Why piggybacking strategy may pay off for NYT
New York Times started publishing today selected articles directly into Facebook’s newsfeed. Some think the move historic; others deem it unremarkable. For both, the intriguing part is to understand how to make sense of this deal.
New York Times is the direct pay, subscription business. To be successful, it needs a vast network of paying customers, and it needs their credit card information and their recurring payments. To jeopardize their subscription network would nothing short of irresponsible.
But to grow a network, one needs to think like a network.
Fastest growing disruptors today, like Instagram, Snapchat, Whatsapp or Airbnb, all “piggybacked” on pre-existing social networks. They built upon the user base and social dynamics of what is already out there. This allowed them to grow fast by swiftly gaining scale and creating massive network effects.
Airbnb piggybacked on Craigslist, which it used for its initial growth. Paypal piggybacked on eBay and its vibrant world of transactions. Instagram piggybacked on Facebook and its massive network. Snapchat and Whatsapp piggybacked on phone book of everyone with a mobile.
This strategy is also known as “growth hacking.” Growth hacking is considered to be one of the most scalable and sustainable growth strategies because it doesn’t waste time in building network effects from scratch (think how long it took for a telephone or even Internet to achieve mass adoption). Growth hacking is especially powerful for a company when the pre-existing network it piggybacks off offers some form of complimentary value-add to the company’s original offering — like commentary, ratings and sharing.
By using Facebook as a publishing platform, New York Times effectively hacked its own growth.
It also offered a roadmap for survival to other publishing companies.

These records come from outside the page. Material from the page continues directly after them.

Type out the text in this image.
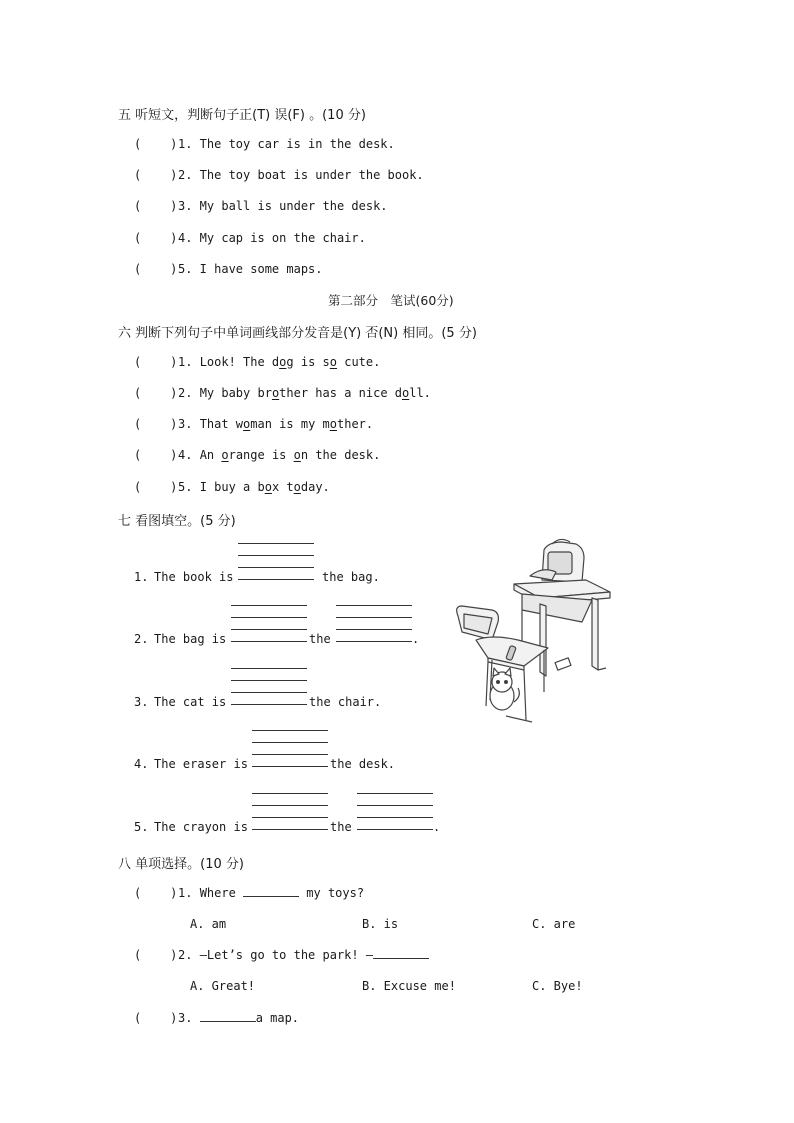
五 听短文，判断句子正(T) 误(F) 。(10 分)
(    )1. The toy car is in the desk.
(    )2. The toy boat is under the book.
(    )3. My ball is under the desk.
(    )4. My cap is on the chair.
(    )5. I have some maps.
第二部分　笔试(60分)
六 判断下列句子中单词画线部分发音是(Y) 否(N) 相同。(5 分)
(    )1. Look! The dog is so cute.
(    )2. My baby brother has a nice doll.
(    )3. That woman is my mother.
(    )4. An orange is on the desk.
(    )5. I buy a box today.
七 看图填空。(5 分)
1. The book is	the bag.
2. The bag is	the	.
3. The cat is	the chair.
4. The eraser is	the desk.
5. The crayon is	the	.
八 单项选择。(10 分)
(    )1. Where	my toys?
A. am	B. is	C. are
(    )2. —Let’s go to the park! —
A. Great!	B. Excuse me!	C. Bye!
(    )3.	a map.
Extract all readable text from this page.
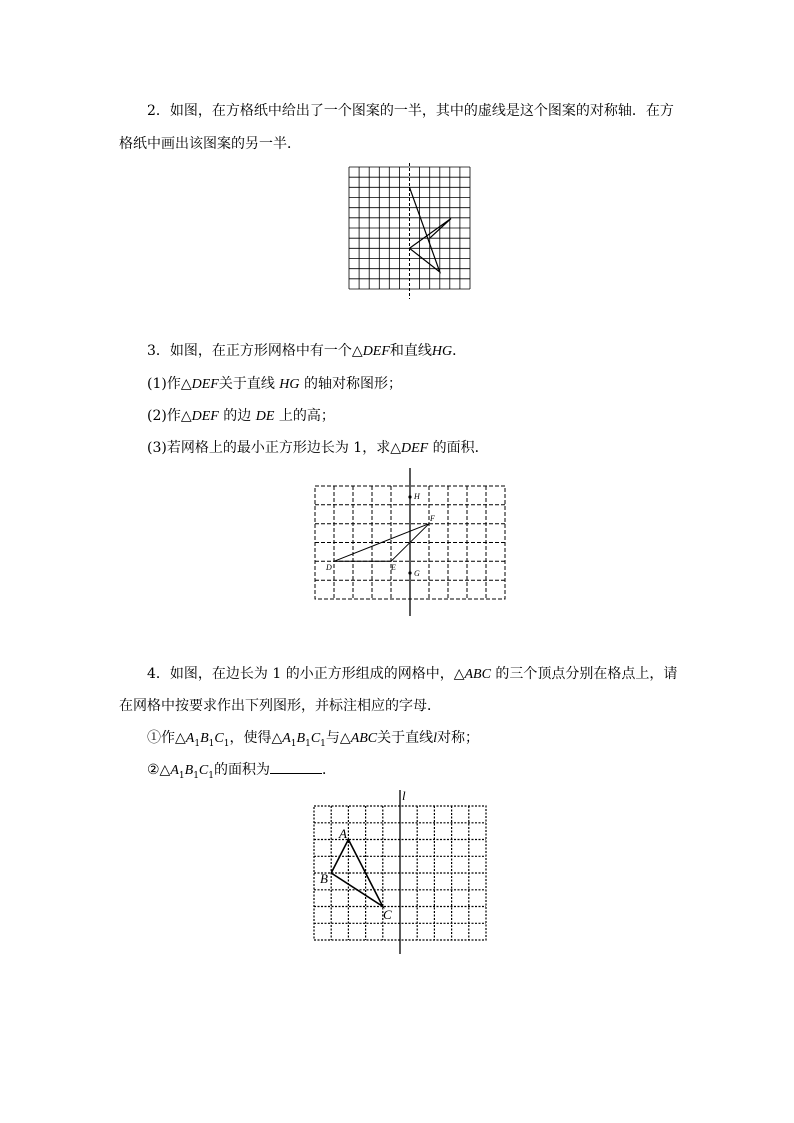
2．如图，在方格纸中给出了一个图案的一半，其中的虚线是这个图案的对称轴．在方
格纸中画出该图案的另一半．
3．如图，在正方形网格中有一个△DEF和直线HG．
(1)作△DEF关于直线 HG 的轴对称图形；
(2)作△DEF 的边 DE 上的高；
(3)若网格上的最小正方形边长为 1，求△DEF 的面积．
H
F
D	E
G
4．如图，在边长为 1 的小正方形组成的网格中，△ABC 的三个顶点分别在格点上，请
在网格中按要求作出下列图形，并标注相应的字母．
①作$\triangle A_1B_1C_1$，使得$\triangle A_1B_1C_1$与△ABC关于直线l对称；
$②\triangle A_1B_1C_1$的面积为	．
l
A
B
C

To win in the new publishing landscape, where Facebook is as much a force as Washington Post, publishers need to think like growth hackers. They need to shift from playing defense to taking the offense, even if that means discarding formerly successful approaches.
The value that New York Times is getting from piggybacking on Facebook is cultural impact and brand visibility — and not display ad impressions. It gets to attract and retain attention the next generation of readers. If it can somehow convert this attention into direct pay, great. The option is already out there: growth hacking as a marketing technique inherently revolves around optimization of funnel conversions, and the wealth of Facebook data provides rich opportunities for content sampling and testing.
More critically, growth hacking allows New York Times opportunity to capitalize on network effects marketing. In its shift from advertising to the direct pay business model, this kind low-to-no cost marketing may prove to be a critical step in the process of retaining financial viability.
Ultimately, the success of this venture will depend on how well New York Times understands the nature of its relationship with the network it’s piggybacking on. Facebook isn’t in the business of saving journalism. Its goal is to trap people on its platform through baby gifs, ISIS videos, “Dad bod” photos — and New York Times articles.
The publishing industry already labeled New York Times’ move as “tectonic.” There were questions of preservation of journalistic integrity, the volume of articles that will be featured in the feed, guesses about revenue split between the two partners. Late David Carr noted that “the wholesale transfer of content sends a cold, dark chill down the collective spine of publishers, both traditional and digital insurgents alike.”
In the end, it will all come down to the terms of the deal and the execution. Until then, it’s all speculation — of tectonic proportions or not.